Though Detroit Big Three automakers have reportedly upped their offers to the United Auto Workers union launched a historic strike last Thursday night, there are few signs that the union is ready to settle.
The immediate question hanging over the negotiations is whether UAW President Shawn Fain will follow up on his threat to expand the current walked which has, so far, been limited to one plant for each of Detroit’s Big Three automakers. Even if he maintains the current status the impact of the confrontation is beginning to grow, with several automakers and suppliers threatening layoffs.
There had been some expectations the Biden administration might take steps to bring resolution to the stalled contract talks. The White House earlier assigned a senior adviser to the president as an observer. But Fain dashed such hopes during a Monday morning appearance on MSNBC. Asked if the president could help broker agreement, Fain responded, “Not at all.”
A new strategy
Ahead of the 11:59 p.m. strike deadline last Thursday, Fain announced during a Facebook Live appearance that workers would walk out at a General Motors plant in Wentzville, Missouri, a Ford line outside Detroit, and the Stellantis Jeep complex in Toledo, Ohio. It marked the first time in UAW history that it struck all three automakers simultaneously. Traditionally, the union focuses on a “strike target” seen likely to yield the most lucrative agreement before moving on to the other companies.
But those three plants produce high-demand, high-profit models, such as the Jeep Wrangler and Ford Bronco. Collectively, they’re believed to be losing production of an estimated 3,200 vehicles per day, according to S&P Global Mobility, which translates that into about $150 million in lost sales per day.
The three automakers reportedly stepped up production in the weeks leading up to the strike. But the industry is still struggling to rebuild dealer inventories, especially of its most popular models, following the disruptive impact of COVID shutdowns and the lengthy semiconductor shortage.

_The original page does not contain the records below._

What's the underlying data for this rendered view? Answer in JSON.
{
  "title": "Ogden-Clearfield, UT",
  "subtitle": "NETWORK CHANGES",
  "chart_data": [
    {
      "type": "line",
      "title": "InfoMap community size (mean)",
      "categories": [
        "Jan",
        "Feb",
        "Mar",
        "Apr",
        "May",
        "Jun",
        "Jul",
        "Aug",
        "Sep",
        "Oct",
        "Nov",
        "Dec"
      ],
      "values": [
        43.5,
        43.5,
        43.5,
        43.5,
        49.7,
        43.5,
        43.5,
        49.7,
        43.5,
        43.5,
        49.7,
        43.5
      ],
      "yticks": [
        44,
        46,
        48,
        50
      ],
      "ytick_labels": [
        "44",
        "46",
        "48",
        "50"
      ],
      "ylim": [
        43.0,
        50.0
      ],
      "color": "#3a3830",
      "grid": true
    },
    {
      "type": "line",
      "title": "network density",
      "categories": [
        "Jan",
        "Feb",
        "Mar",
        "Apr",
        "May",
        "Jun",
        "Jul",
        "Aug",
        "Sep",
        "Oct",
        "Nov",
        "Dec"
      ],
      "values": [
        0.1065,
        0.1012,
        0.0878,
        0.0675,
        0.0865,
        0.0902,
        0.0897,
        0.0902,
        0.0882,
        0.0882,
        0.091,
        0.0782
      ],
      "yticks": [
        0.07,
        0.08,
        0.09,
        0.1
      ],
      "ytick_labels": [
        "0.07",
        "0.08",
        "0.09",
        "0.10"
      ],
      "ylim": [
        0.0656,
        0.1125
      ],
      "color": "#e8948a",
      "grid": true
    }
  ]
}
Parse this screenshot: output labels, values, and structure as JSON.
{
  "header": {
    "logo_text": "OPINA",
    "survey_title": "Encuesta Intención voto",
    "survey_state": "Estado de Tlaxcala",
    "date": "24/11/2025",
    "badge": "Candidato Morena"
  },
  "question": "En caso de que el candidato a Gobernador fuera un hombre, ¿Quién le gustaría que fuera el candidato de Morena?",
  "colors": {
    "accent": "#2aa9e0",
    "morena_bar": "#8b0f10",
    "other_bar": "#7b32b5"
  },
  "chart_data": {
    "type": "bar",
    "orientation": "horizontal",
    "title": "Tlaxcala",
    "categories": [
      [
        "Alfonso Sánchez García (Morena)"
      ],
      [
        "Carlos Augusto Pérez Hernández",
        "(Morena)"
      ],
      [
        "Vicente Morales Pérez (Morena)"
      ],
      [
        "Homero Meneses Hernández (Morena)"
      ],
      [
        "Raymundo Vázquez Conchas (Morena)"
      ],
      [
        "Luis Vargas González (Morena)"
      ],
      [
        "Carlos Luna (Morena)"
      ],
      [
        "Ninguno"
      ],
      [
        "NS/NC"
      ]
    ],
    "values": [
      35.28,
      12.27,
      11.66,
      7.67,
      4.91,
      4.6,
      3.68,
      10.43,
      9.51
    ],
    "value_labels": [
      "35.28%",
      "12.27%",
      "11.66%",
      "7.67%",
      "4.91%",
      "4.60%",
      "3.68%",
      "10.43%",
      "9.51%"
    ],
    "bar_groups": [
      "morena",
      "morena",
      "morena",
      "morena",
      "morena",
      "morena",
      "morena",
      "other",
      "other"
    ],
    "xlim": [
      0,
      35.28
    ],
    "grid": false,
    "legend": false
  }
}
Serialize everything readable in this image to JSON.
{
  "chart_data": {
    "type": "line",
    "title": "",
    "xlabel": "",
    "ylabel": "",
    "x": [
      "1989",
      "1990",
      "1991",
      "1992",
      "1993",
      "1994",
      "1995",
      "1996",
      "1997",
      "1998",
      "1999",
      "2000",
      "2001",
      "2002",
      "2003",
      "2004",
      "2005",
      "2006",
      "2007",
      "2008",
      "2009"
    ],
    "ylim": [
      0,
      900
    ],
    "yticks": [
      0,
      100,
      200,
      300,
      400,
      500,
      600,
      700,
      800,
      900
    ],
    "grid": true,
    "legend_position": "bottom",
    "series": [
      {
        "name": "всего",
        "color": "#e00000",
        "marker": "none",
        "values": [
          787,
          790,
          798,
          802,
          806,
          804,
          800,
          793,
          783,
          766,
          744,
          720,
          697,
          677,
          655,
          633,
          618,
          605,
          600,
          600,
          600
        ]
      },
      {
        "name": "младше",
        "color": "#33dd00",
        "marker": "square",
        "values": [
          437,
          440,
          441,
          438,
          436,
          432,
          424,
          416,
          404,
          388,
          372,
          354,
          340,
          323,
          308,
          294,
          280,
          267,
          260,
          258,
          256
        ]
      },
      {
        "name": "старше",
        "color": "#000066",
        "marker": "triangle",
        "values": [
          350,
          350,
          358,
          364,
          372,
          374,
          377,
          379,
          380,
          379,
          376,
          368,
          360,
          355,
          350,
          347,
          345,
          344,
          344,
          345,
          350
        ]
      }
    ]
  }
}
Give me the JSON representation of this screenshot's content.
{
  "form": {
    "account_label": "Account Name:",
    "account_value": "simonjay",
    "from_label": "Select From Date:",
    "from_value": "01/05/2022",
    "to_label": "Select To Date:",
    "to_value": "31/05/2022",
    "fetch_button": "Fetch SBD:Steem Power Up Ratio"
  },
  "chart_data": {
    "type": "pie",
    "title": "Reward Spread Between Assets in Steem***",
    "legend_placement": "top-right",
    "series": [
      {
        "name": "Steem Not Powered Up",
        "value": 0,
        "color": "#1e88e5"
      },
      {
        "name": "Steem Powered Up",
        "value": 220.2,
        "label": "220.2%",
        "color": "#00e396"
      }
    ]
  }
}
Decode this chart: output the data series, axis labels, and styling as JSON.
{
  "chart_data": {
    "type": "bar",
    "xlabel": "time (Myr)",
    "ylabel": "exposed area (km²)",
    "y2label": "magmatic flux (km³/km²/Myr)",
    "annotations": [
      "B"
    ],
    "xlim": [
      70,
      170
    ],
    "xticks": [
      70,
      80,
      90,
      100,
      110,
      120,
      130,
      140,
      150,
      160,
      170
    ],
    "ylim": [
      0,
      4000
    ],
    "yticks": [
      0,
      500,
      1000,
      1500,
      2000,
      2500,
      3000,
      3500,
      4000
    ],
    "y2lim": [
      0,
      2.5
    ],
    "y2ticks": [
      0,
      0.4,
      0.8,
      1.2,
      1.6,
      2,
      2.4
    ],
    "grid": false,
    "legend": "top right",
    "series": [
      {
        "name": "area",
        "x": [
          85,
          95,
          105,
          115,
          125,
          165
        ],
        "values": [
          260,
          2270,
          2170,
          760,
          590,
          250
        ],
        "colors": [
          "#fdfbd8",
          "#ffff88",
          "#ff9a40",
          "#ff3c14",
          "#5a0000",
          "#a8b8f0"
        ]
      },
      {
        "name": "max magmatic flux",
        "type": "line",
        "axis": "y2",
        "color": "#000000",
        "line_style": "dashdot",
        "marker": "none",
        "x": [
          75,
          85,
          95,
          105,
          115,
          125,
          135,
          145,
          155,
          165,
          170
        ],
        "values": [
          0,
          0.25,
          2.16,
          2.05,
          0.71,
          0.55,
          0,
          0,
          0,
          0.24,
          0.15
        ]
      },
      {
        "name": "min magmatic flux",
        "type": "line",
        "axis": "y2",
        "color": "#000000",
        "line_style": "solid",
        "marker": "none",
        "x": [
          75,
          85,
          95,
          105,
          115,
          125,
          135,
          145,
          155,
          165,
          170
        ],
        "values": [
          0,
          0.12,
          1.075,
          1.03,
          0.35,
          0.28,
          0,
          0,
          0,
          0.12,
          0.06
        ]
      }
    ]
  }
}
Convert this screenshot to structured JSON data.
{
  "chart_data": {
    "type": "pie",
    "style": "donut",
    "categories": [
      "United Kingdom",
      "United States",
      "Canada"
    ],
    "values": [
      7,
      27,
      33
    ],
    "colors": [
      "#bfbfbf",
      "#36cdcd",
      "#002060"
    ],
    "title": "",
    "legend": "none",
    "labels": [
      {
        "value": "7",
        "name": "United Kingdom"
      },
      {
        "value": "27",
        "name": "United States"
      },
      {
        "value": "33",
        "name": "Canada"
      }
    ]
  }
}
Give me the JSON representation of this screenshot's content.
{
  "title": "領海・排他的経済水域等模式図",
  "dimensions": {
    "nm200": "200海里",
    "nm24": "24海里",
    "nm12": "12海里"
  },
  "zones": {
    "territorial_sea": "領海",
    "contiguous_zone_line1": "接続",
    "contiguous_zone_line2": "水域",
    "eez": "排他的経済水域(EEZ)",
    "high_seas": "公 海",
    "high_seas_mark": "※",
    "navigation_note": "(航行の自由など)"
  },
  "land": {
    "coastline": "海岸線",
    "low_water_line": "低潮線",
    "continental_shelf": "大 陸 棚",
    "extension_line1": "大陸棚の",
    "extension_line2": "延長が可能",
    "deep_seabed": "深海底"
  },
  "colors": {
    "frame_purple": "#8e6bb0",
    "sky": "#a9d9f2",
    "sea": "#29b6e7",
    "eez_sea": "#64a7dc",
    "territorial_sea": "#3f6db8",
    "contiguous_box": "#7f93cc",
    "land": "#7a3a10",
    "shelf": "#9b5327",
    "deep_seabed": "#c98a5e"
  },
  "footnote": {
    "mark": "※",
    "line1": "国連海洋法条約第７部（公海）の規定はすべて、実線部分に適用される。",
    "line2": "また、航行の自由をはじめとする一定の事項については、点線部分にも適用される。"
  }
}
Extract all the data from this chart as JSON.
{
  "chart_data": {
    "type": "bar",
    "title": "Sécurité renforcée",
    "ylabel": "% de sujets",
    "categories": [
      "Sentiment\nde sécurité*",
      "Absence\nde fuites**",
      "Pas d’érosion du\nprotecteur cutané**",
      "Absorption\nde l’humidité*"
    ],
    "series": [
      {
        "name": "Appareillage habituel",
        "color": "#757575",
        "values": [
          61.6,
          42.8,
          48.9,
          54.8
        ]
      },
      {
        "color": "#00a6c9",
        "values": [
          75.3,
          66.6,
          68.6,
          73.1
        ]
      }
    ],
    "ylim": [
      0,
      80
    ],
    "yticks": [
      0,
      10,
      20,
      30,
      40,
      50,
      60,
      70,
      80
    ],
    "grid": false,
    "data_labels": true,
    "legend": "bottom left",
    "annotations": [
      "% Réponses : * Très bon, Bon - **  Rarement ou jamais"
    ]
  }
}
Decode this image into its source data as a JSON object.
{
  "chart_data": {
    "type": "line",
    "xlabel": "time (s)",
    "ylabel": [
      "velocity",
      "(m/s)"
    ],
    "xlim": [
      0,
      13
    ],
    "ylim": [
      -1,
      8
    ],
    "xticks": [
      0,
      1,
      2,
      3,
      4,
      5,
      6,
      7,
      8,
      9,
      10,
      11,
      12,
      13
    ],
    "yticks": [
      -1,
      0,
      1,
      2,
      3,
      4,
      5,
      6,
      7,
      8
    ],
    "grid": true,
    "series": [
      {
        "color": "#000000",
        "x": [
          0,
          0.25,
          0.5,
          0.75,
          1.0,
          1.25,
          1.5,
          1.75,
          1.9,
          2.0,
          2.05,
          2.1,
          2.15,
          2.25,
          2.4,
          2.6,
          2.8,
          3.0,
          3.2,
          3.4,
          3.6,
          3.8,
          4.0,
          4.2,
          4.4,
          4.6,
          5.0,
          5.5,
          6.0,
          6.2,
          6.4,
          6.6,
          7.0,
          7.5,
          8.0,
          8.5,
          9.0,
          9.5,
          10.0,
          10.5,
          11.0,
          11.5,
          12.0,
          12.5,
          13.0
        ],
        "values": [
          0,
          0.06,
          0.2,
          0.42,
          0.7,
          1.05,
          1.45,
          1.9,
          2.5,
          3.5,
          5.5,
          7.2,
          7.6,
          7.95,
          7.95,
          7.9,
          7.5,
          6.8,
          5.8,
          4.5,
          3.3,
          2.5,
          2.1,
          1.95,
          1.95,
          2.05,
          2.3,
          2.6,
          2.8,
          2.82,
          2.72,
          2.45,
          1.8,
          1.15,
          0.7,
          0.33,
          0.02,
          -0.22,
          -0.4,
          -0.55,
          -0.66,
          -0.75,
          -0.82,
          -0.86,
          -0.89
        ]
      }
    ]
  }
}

The strike is expected to have a growing impact beyond the confines of the Big Three the longer it drags on. The trade group, the Alliance for Automotive Innovation, calculates there are 11.5 “indirect” jobs for every UAW worker. So, if the UAW were to eventually pull all 150,000 members out at the Big Three the total impact would be nearly 1.9 million. And that doesn’t include the impact a strike normally has on the businesses, such as restaurants, shops and hair salons, that service autoworkers.
Impact on the economy
That prospect has raised deep concerns at the White House, according to numerous reports, the president concerned that a lengthy walkout could trigger a long-feared recession — just as Biden pushes forward with his campaign for a second term.
Longtime advisor Gene Sperling was assigned to closely monitor the auto talks, and Labor Secretary Julie Su has also been keeping close tabs, according to the White House.
But Fain dismissed any role for the administration.
“The battle is not about the president,” he said during an appearance on MSNBC’s “Morning Joe.”
“It’s not about the former president or any other person prior to that. This battle is about the workers standing up for economic and social justice and getting their fair share because they’re fed up with going backwards,” he added.
U.S. Treasury Secretary Janet Yellen told CNN, “the two sides need to narrow their disagreements and work for a contract. That’s good for the workers and for the industry as well.” She also said the White House’s goal is to have a “win-win” agreement for the parties.
On Monday, supplier CIE Newcor notified Michigan regulators that it is preparing to lay off 293 workers effectively idled by the strike. Ford told 600 workers not to report in. GM warned 2,000 hourly employees that they could be out of work this week because their plant can’t get parts normally produced at the struck Wentzville assembly plant.
And unlike what would happen in other situations, those GM and Ford workers won’t get company provide “SUB” pay because their own jobs were impacted by a strike.
UAW covering strikers
The UAW is covering idled members from the strike fund it set up. It started out with an $825 million balance. But, with each worker on the picket line collecting $500 a week, it could be drawn down quickly — especially if more plants are targeted.
Both sides continue to talk, with each of the three Detroit automakers offering up revisions to their earlier proposals. (There is no collective agreement covering all of the manufacturers, though they’re eventually expected to adopt similar settlements.
Trade publication Automotive News last week reported the union backed down from its original wage demand calling for a 46% hike over the course of the four-year agreement. But sources indicate the automakers are still holding firm at something in the high 20% range.
Other issues to be resolved include pensions, the end of tiered contract, profit sharing and other monetary issues. And the union has raised the prospect of a 32-hour work week, though the broad consensus among industry watchers is the final settlement will likely come in with significant increases in time off but retain a 40-hour clock.